|This sheep could be an archmage. You don't know. Stop judging.|
You’re All Just Sheeple (level 2, illusionist)
This perception-affecting curse has led to numerous embarrassments and the occasional marriage-wrecking revelation. Upon failing their save vs spells, the target perceives every creature of its own species within sight to be a sheep; the effect lasts for one turn, plus one round per level of the caster. Spoken language from the illusory sheep will sound like bleating to the victim. Note that different creatures may react quite differently to the curse; a human might be confused and disbelieve, or think themselves gone mad, whereas the dumbest wolf in the pack might just do something quite useful for a fleeing party of adventurers… This is both an illusion and a mind-affecting spell, and although there is an auditory effect, the enchantment is primarily optical and will not function against creatures without eyes.
Leg of Lamb (level 2)
The sorceror’s legs transform into those of a sheep, becoming faun-like for seven hours. While thus ensorcelled, the wizard receives +2 on saves against magic of fairy origin; however, they also suffer a -2 on any attempts at jumping, climbing, balance, dancing, etc. Creatures which naturally hunt sheep may take a strong interest in pursuit of the wizard.
Mutton Chops (level 3)
An odd form of divination, this spell allows the caster a brief look at the future, to a particular, fashionable end. To enact the spell, the wizard affixes two pieces of sheep-flesh to the sides of their face and dons a wide-brimmed hat (a traditional sign of wisdom), then drinks of either a very cheap alcohol or a very expensive sort. On repeating the words of the spell, which are always an ode to ignorance (“O! How unlikely that thou hast known of this!”), the wizard receives a flash of information from the future which will inform him or her of some passing trend, currently unknown, which will be in great favor in the next six to twelve months. The vision could speak of a fashion in clothing, music, food, pet ownership, etc; on occasion the future-trend may be of greater adventuring use (“Simply everyone will be delving the Murderdeeps this winter.” “Hmm, we’d better get down there before all the gold’s cleared out, then…”).
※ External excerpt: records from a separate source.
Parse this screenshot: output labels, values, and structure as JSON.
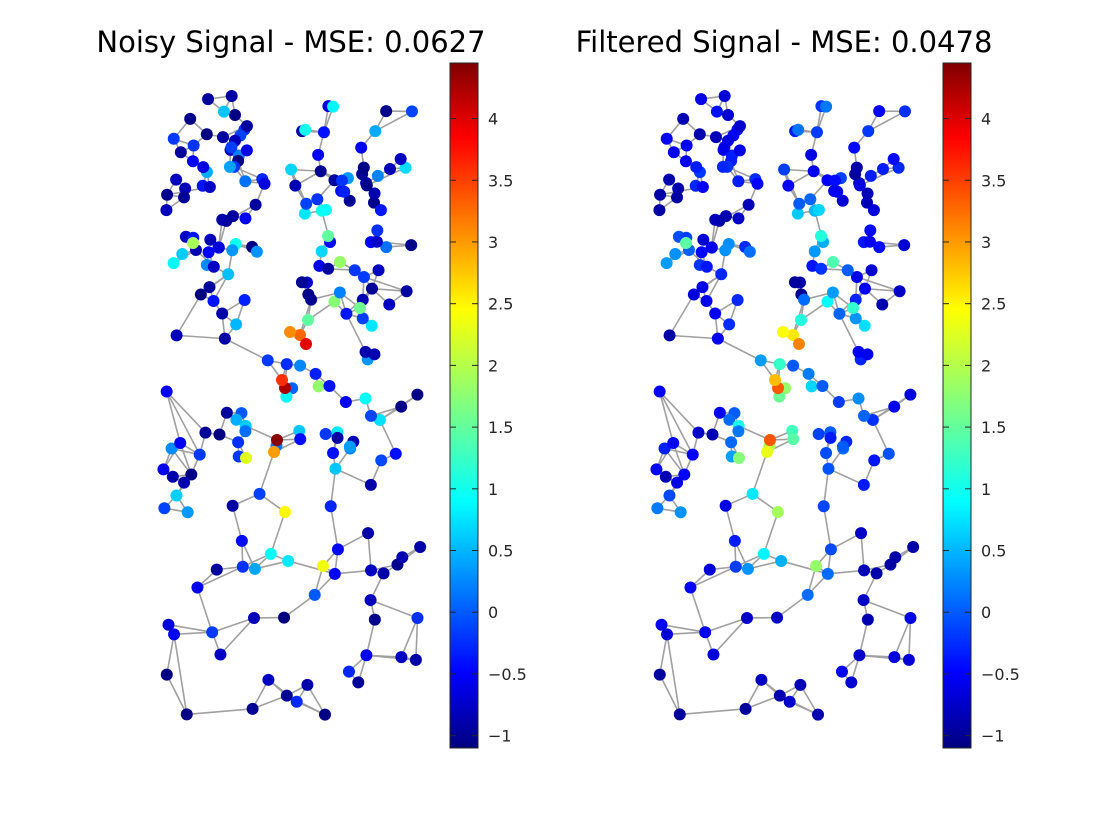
{
  "chart_data": [
    {
      "type": "scatter",
      "title": "Noisy Signal - MSE: 0.0627",
      "colormap": "jet",
      "clim": [
        -1.1,
        4.45
      ],
      "colorbar_ticks": [
        "-1",
        "-0.5",
        "0",
        "0.5",
        "1",
        "1.5",
        "2",
        "2.5",
        "3",
        "3.5",
        "4"
      ],
      "axes_visible": false,
      "edge_color": "#a0a0a0",
      "node_values_note": "Node values in [-1.1, 4.45]; most near -1..0.5, a few peaks up to ~4.4 along central path",
      "peak_values": [
        4.4,
        4.2,
        3.9,
        3.5,
        3.2,
        3.0,
        2.4,
        2.3,
        1.9,
        1.8,
        1.5
      ]
    },
    {
      "type": "scatter",
      "title": "Filtered Signal - MSE: 0.0478",
      "colormap": "jet",
      "clim": [
        -1.1,
        4.45
      ],
      "colorbar_ticks": [
        "-1",
        "-0.5",
        "0",
        "0.5",
        "1",
        "1.5",
        "2",
        "2.5",
        "3",
        "3.5",
        "4"
      ],
      "axes_visible": false,
      "edge_color": "#a0a0a0",
      "node_values_note": "Smoothed version of the same graph signal",
      "peak_values": [
        3.3,
        3.2,
        3.1,
        2.9,
        2.5,
        2.4,
        2.2,
        1.9,
        1.7,
        1.5
      ]
    }
  ]
}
Clever wizards can use this spell to increase their fame by being seen as trend-setters.
Woolgathering (level 1, illusionist)
The sorceror dunks a small piece of wool in alcohol, casts the spell, then places the wool briefly on their tongue, then in their pocket. For the next turn per level, the wizard’s mind is partially occupied by lucid daydreams. While this altered state can be distracting (-1 to everything, including to hit and AC), the wizard’s mind is well-prepared for dream-things and strange shifts of reality. During the spell’s effect, the wizard gains a +2 bonus to detect illusions, manifestations of dream or nightmare, hard-to-perceive hauntings, out-of-phase transdimensional portals, and the like.
Hello, Dolly (level 1)
The caster lays both hands on a sheep, then utters the incantation; the following round, the sheep bleats loudly and splits into two identical sheep. Depending on the campaign, this may be accompanied by either a comical “pop” sound and flash of light, or the agonizing sound of mutton ripping. The two sheep cannot easily be told apart, but they are both living, functional creatures. When dawn next rises, one of the sheep - determined randomly - and any products taken from it will dissolve out of existence. This is primarily an issue for wool or hide; presumably any flesh or milk would have been digested come dawn.